Ski oder Snowboard - was denn nun?
Wer erwartet hat, dass er eine Anzahl an Feldern ankreuzt und am Schluss ein Computer ausspuckt, ob man sich nun dem Snowboarden oder dem Skifahrten zuwenden soll, mag am Ende ein wenig enttäuscht sein.
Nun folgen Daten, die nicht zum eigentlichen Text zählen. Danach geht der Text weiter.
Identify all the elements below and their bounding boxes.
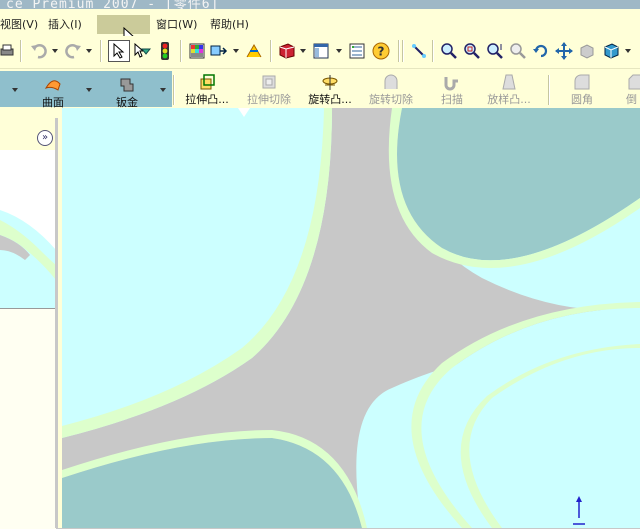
- appearance-dropdown-icon[interactable]: [300, 49, 306, 53]
- pan-icon[interactable]: [553, 40, 575, 62]
- tab-surface[interactable]: 曲面: [30, 74, 76, 110]
- undo-icon[interactable]: [28, 40, 50, 62]
- measure-icon[interactable]: [408, 40, 430, 62]
- view-orientation-icon[interactable]: [208, 40, 230, 62]
- window-titlebar: ce Premium 2007 - [零件6]: [0, 0, 640, 9]
- expand-panel-button[interactable]: »: [37, 130, 53, 146]
- svg-text:?: ?: [378, 45, 385, 59]
- zoom-selection-icon[interactable]: [507, 40, 529, 62]
- extrude-boss-label: 拉伸凸...: [185, 93, 229, 106]
- toolbar-separator: [180, 40, 182, 62]
- revolve-boss-icon: [322, 75, 338, 90]
- command-separator: [548, 75, 550, 105]
- extrude-cut-button[interactable]: 拉伸切除: [240, 71, 298, 107]
- graphics-viewport[interactable]: [62, 108, 640, 528]
- loft-boss-icon: [502, 74, 516, 90]
- loft-boss-label: 放样凸...: [487, 93, 531, 106]
- fillet-button[interactable]: 圆角: [558, 71, 606, 107]
- toolbar-separator: [398, 40, 400, 62]
- chamfer-button[interactable]: 倒: [626, 71, 640, 107]
- menu-window[interactable]: 窗口(W): [156, 17, 197, 33]
- window-dropdown-icon[interactable]: [336, 49, 342, 53]
- extrude-boss-button[interactable]: 拉伸凸...: [178, 71, 236, 107]
- view-cube-icon[interactable]: [600, 40, 622, 62]
- command-manager: 曲面 钣金 拉伸凸... 拉伸切除 旋转凸... 旋转切除 扫描 放样凸... …: [0, 68, 640, 109]
- fillet-icon: [574, 74, 590, 90]
- view-dropdown-icon[interactable]: [233, 49, 239, 53]
- menu-insert[interactable]: 插入(I): [48, 17, 82, 33]
- options-icon[interactable]: [346, 40, 368, 62]
- sheetmetal-icon: [120, 78, 134, 92]
- feature-tree-area[interactable]: »: [0, 118, 57, 529]
- menu-bar: 视图(V) 插入(I) 窗口(W) 帮助(H): [0, 9, 640, 47]
- display-mode-icon[interactable]: [576, 40, 598, 62]
- feature-manager-panel: »: [0, 108, 62, 529]
- view-cube-dropdown-icon[interactable]: [625, 49, 631, 53]
- extrude-boss-icon: [200, 74, 215, 90]
- revolve-cut-icon: [384, 74, 398, 89]
- revolve-cut-label: 旋转切除: [369, 93, 413, 106]
- panel-splitter[interactable]: [55, 118, 58, 528]
- surface-dropdown-icon[interactable]: [86, 88, 92, 92]
- tab-sheetmetal[interactable]: 钣金: [104, 74, 150, 110]
- command-tabs: 曲面 钣金: [0, 71, 172, 110]
- toolbar-separator: [402, 40, 404, 62]
- revolve-boss-label: 旋转凸...: [308, 93, 352, 106]
- undo-dropdown-icon[interactable]: [52, 49, 58, 53]
- revolve-cut-button[interactable]: 旋转切除: [362, 71, 420, 107]
- loft-boss-button[interactable]: 放样凸...: [480, 71, 538, 107]
- extrude-cut-icon: [262, 75, 276, 89]
- appearance-icon[interactable]: [276, 40, 298, 62]
- filter-icon[interactable]: [131, 40, 153, 62]
- help-icon[interactable]: ?: [370, 40, 392, 62]
- menu-view[interactable]: 视图(V): [0, 17, 38, 33]
- panel-header: »: [0, 118, 56, 151]
- grid-icon[interactable]: [186, 40, 208, 62]
- menu-help[interactable]: 帮助(H): [210, 17, 249, 33]
- panel-lower-area: [0, 308, 56, 529]
- sweep-label: 扫描: [441, 93, 463, 106]
- surface-icon: [44, 80, 61, 91]
- toolbar-separator: [100, 40, 102, 62]
- zoom-to-fit-icon[interactable]: [438, 40, 460, 62]
- traffic-light-icon[interactable]: [154, 40, 176, 62]
- redo-icon[interactable]: [62, 40, 84, 62]
- sweep-button[interactable]: 扫描: [430, 71, 474, 107]
- sheetmetal-dropdown-icon[interactable]: [160, 88, 166, 92]
- select-icon[interactable]: [108, 40, 130, 62]
- window-layout-icon[interactable]: [310, 40, 332, 62]
- zoom-area-icon[interactable]: [461, 40, 483, 62]
- standard-toolbar: ?: [0, 36, 640, 68]
- chamfer-label: 倒: [626, 93, 637, 106]
- rotate-icon[interactable]: [530, 40, 552, 62]
- print-icon[interactable]: [0, 40, 18, 62]
- rebuild-icon[interactable]: [243, 40, 265, 62]
- extrude-cut-label: 拉伸切除: [247, 93, 291, 106]
- sweep-icon: [444, 77, 458, 91]
- model-render: [62, 108, 640, 528]
- window-title: ce Premium 2007 - [零件6]: [6, 0, 220, 9]
- command-separator: [173, 75, 175, 105]
- toolbar-separator: [20, 40, 22, 62]
- redo-dropdown-icon[interactable]: [86, 49, 92, 53]
- toolbar-separator: [270, 40, 272, 62]
- panel-preview-image: [0, 150, 56, 310]
- toolbar-separator: [432, 40, 434, 62]
- tab-scroll-left-icon[interactable]: [12, 88, 18, 92]
- zoom-in-out-icon[interactable]: [484, 40, 506, 62]
- chamfer-icon: [628, 74, 640, 90]
- fillet-label: 圆角: [571, 93, 593, 106]
- revolve-boss-button[interactable]: 旋转凸...: [300, 71, 360, 107]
Ein Ratgeber kann immer nur einen Rat geben, aber keine Entscheidungen abnehmen, da die Individualität eines Menschen nicht kategorisiert werden kann.
Daher sollte jeder am besten alle Faktoren auf sich wirken lassen. Was spricht einen an, was stört einen. Wie oft ist man in den Bergen. Wieviel Zeit hat man zum Üben und zur regelmässigen Praxis. Welche sportlichen Voraussetzungen bringt man mit. Mit wem will man unterwegs sein. Das man kein ganz objektives Urteil erwarten kann, wenn man mit einem eingefleischten Skifahrer oder Snowboarder spricht, dürfte klar sein. Dafür liebt jeder genau seinen Sport viel zu sehr. Daher ist der einzig mögliche Weg: Einfach mit dem anfangen, das einem spontan am naheliegendsten und sympathischsten erscheint. Egal ob Ski oder Snowboard. CU! Man sieht sich!